Sa voix se perdit quand il les vit. Théodore semblait de plus en plus gêné par la situation. Sans prêter le moindre regard aux deux nouveaux arrivants, il dit :

« - Notre séance est désormais terminée, Professeur. Je crois que vous savez tout. »

Il fit demi-tour et sortit de l'ascenseur. Il marcha le long du corridor de l'étage supérieur à celui de son bureau, voulant vagabonder histoire de s'aérer l'esprit avant de rentrer chez lui. Tout à coup, quelqu'un l'interpella dans le couloir :

« - Professeur Nott ! »

Il fit volte-face et vit Luna toujours près des portes de l'ascenseur. Elle s'avança vers lui d'un pas déterminé.

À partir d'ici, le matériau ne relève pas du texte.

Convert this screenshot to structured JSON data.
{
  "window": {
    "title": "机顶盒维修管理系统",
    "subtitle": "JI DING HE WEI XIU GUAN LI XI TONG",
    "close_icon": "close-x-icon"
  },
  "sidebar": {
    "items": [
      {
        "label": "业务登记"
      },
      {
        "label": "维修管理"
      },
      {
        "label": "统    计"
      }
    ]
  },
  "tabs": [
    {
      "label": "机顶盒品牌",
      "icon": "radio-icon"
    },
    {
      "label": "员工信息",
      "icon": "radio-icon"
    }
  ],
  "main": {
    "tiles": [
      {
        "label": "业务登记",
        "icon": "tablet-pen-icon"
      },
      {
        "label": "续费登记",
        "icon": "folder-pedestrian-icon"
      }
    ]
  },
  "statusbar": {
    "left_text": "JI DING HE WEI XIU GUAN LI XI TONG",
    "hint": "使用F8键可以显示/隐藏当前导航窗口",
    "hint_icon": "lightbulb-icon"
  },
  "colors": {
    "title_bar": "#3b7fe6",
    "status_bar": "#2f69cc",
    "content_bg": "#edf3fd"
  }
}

« - J'ai demandé à Ron de m'attendre dans le hall ; je lui ai confié tous mes papiers. J'espère qu'il survivra à rester dans le même ascenseur que Rogue pendant quelques minutes si les Nargoles ne sont pas à ses trousses… Je… Ecoute, tu m'as beaucoup aidé en une heure à peine et je t'en suis reconnaissante. J'y ai réfléchis toute la journée et je crois qu'en fait, ce n'est pas moi que tu voudrais inviter autour d'une Bière au beurre. Tu n'as pas à éprouver le moindre remord ; c'est moi qui ai insisté. Alors voilà, j'ai décidé de reprendre ma vie en main en suivant tes quelques conseils. Je vais… M'en aller. Mon directeur de département m'a fait comprendre que je n'avais plus ma place ici ; alors j'ai accepté une mission à l'autre bout du monde sur les créatures dangereuses de Nouvelle-Zélande. Ron m'y accompagne pour me servir de garde du corps ou quelque chose dans le genre. Je l'ai toujours trouvé un peu brusque dans sa façon de s'exprimer mais il peut s'avérer être drôle. Je compte sur son humour à toute épreuve pour ce voyage.

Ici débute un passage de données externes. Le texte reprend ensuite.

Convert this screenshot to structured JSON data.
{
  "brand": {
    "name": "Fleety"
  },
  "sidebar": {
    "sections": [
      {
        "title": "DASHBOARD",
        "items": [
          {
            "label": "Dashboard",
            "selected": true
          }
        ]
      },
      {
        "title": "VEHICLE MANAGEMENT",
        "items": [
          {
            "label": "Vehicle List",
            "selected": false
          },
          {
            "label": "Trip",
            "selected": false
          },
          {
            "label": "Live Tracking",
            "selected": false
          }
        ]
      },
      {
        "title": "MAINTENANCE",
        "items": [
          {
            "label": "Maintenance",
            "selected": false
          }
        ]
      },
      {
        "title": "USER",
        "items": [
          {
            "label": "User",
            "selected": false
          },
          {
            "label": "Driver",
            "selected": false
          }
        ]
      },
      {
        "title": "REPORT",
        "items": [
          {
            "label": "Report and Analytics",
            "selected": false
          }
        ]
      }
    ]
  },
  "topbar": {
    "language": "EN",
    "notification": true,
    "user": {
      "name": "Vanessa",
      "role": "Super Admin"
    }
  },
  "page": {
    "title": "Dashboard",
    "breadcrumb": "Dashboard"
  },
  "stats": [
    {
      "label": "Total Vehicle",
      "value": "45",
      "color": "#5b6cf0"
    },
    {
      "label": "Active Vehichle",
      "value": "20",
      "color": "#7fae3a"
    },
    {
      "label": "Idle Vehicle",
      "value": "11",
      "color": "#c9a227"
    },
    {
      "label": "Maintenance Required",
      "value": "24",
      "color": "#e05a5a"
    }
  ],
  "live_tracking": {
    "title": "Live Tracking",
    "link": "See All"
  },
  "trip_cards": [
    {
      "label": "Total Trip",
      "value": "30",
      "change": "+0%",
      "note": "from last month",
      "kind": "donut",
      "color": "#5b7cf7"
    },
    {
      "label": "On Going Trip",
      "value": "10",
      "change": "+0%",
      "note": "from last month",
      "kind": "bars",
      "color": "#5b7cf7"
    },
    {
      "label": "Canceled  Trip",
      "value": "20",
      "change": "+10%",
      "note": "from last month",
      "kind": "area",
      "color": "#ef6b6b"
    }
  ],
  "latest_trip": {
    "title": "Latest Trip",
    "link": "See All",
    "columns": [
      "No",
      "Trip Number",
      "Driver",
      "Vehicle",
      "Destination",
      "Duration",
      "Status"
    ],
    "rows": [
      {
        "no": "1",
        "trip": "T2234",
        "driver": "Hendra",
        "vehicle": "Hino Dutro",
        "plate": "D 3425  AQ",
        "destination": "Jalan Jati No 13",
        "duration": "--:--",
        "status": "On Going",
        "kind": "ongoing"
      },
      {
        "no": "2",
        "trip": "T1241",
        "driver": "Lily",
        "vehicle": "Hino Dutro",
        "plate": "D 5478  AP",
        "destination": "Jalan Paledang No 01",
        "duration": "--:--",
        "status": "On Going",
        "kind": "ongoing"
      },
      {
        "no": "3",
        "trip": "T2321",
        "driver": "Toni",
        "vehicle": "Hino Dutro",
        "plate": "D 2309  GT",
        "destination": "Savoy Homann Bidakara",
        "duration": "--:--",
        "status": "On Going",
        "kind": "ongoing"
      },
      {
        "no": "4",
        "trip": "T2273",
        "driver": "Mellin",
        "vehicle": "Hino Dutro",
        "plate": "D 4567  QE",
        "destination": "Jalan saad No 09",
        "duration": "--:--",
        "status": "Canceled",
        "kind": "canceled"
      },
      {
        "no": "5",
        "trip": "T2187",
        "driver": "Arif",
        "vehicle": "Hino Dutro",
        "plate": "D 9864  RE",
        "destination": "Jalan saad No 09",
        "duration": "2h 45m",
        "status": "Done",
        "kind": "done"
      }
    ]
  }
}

- On parle bien du type qui est allé à la recherche des Horcruxes ? Murmura Théodore en regardant ses chaussures. Je suis certain que tout se passera bien. Je demanderais à quelqu'un de faire comparaître ton directeur de département devant le Magenmagot : le sexisme au travail c'est interdit. En attendant, fais tes preuves. Tu verras, ton succès sera reconnu. »

Luna Lovegood lui sourit doucement avant de s'en aller. Quand elle disparut enfin de son champ de vision, Théodore Nott reprit sa marche et entendit des grognements à l'autre bout du couloir. Il s'approcha à pas feutrés et tendit l'oreille :

« - Tu mériterais juste que je te casse le nez comme ton ami Dumbledore, Potter.

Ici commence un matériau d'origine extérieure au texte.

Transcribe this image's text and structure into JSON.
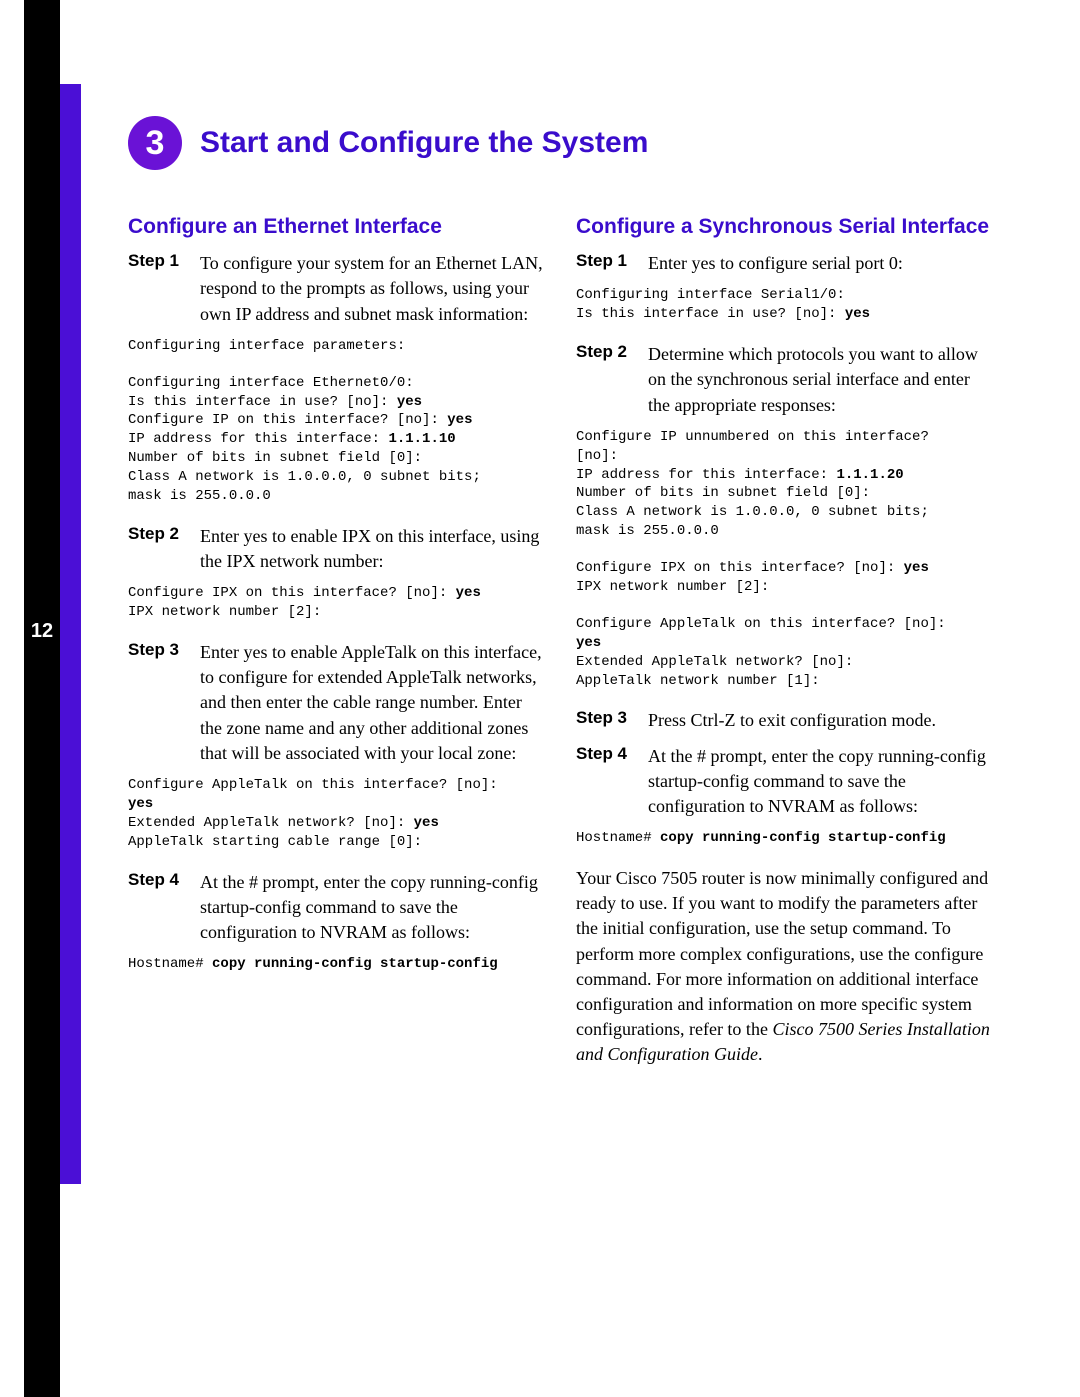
{
  "page_number": "12",
  "section": {
    "badge": "3",
    "title": "Start and Configure the System"
  },
  "left": {
    "heading": "Configure an Ethernet Interface",
    "steps": {
      "s1": {
        "label": "Step 1",
        "body": "To configure your system for an Ethernet LAN, respond to the prompts as follows, using your own IP address and subnet mask information:"
      },
      "s2": {
        "label": "Step 2",
        "body": "Enter yes to enable IPX on this interface, using the IPX network number:"
      },
      "s3": {
        "label": "Step 3",
        "body": "Enter yes to enable AppleTalk on this interface, to configure for extended AppleTalk networks, and then enter the cable range number. Enter the zone name and any other additional zones that will be associated with your local zone:"
      },
      "s4": {
        "label": "Step 4",
        "body": "At the # prompt, enter the copy running-config startup-config command to save the configuration to NVRAM as follows:"
      }
    },
    "code": {
      "c1a": "Configuring interface parameters:",
      "c1b_pre": "Configuring interface Ethernet0/0:\nIs this interface in use? [no]: ",
      "c1b_b1": "yes",
      "c1b_mid1": "\nConfigure IP on this interface? [no]: ",
      "c1b_b2": "yes",
      "c1b_mid2": "\nIP address for this interface: ",
      "c1b_b3": "1.1.1.10",
      "c1b_post": "\nNumber of bits in subnet field [0]:\nClass A network is 1.0.0.0, 0 subnet bits;\nmask is 255.0.0.0",
      "c2_pre": "Configure IPX on this interface? [no]: ",
      "c2_b": "yes",
      "c2_post": "\nIPX network number [2]:",
      "c3_pre": "Configure AppleTalk on this interface? [no]:\n",
      "c3_b1": "yes",
      "c3_mid": "\nExtended AppleTalk network? [no]: ",
      "c3_b2": "yes",
      "c3_post": "\nAppleTalk starting cable range [0]:",
      "c4_pre": "Hostname# ",
      "c4_b": "copy running-config startup-config"
    }
  },
  "right": {
    "heading": "Configure a Synchronous Serial Interface",
    "steps": {
      "s1": {
        "label": "Step 1",
        "body": "Enter yes to configure serial port 0:"
      },
      "s2": {
        "label": "Step 2",
        "body": "Determine which protocols you want to allow on the synchronous serial interface and enter the appropriate responses:"
      },
      "s3": {
        "label": "Step 3",
        "body": "Press Ctrl-Z to exit configuration mode."
      },
      "s4": {
        "label": "Step 4",
        "body": "At the # prompt, enter the copy running-config startup-config command to save the configuration to NVRAM as follows:"
      }
    },
    "code": {
      "c1_pre": "Configuring interface Serial1/0:\nIs this interface in use? [no]: ",
      "c1_b": "yes",
      "c2a_pre": "Configure IP unnumbered on this interface?\n[no]:\nIP address for this interface: ",
      "c2a_b": "1.1.1.20",
      "c2a_post": "\nNumber of bits in subnet field [0]:\nClass A network is 1.0.0.0, 0 subnet bits;\nmask is 255.0.0.0",
      "c2b_pre": "Configure IPX on this interface? [no]: ",
      "c2b_b": "yes",
      "c2b_post": "\nIPX network number [2]:",
      "c2c_pre": "Configure AppleTalk on this interface? [no]:\n",
      "c2c_b": "yes",
      "c2c_post": "\nExtended AppleTalk network? [no]:\nAppleTalk network number [1]:",
      "c4_pre": "Hostname# ",
      "c4_b": "copy running-config startup-config"
    },
    "closing_pre": "Your Cisco 7505 router is now minimally configured and ready to use. If you want to modify the parameters after the initial configuration, use the setup command. To perform more complex configurations, use the configure command. For more information on additional interface configuration and information on more specific system configurations, refer to the ",
    "closing_italic": "Cisco 7500 Series Installation and Configuration Guide",
    "closing_post": "."
  }
}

- Tue moi comme tu as essayé de le faire avec lui.

- Tu sais très bien que je n'ai même pas réussi.

- Cette fois tu en as l'occasion. Il n'y a personne pour t'en empêcher.

- A part une horde de aurors qui risque de débarquer si j'égratigne un tant soit peu leur héros national. Mais peut être que si je te cogne un peu ça accentuera un peu plus ton côté… aventurier ? Il paraît que si on donne un coup de poing avec une bague cela provoque une vilaine balafre sur la joue. Tu veux essayer le balafré ?

- Une cicatrice de plus ou de moins… Entendit-il répondre. Vas-y Malefoy, fais-toi plaisir en me frappant. Je sais que tu es en manque. On sait qu'un Malefoy a toujours un surplus d'agressivité à faire ressurgir. Dis-moi, ton père frappait-il ta mère ? »

Le bruit de coup accompagné de celui d'un craquement inquiétant survint alors et Théodore sursauta.

« - Mes parents ont souffert par ta faute Potter. Cracha Draco. Jamais je ne te pardonnerai d'avoir dispersé ma famille.

- Elle a été brisée en même temps que la baguette magique de ton père lorsqu'il a été conduit à Azkaban. Expliqua le Survivant d'une voix étranglée. Personne ne peut le racheter ; même pas son propre fils. Il a commis trop d'horreurs. Si tu as un emploi au Ministère aujourd'hui, c'est grâce – et uniquement – à la compassion du monde sorcier. Toi, le pauvre garçon influencé et influençable. Tu aimais plus ton père qu'il n'aimait son propre reflet. Et toi, tu me hais autant que tu te détestes. Mais je sais aussi que tu m'adores autant que tu t'aimes. Je…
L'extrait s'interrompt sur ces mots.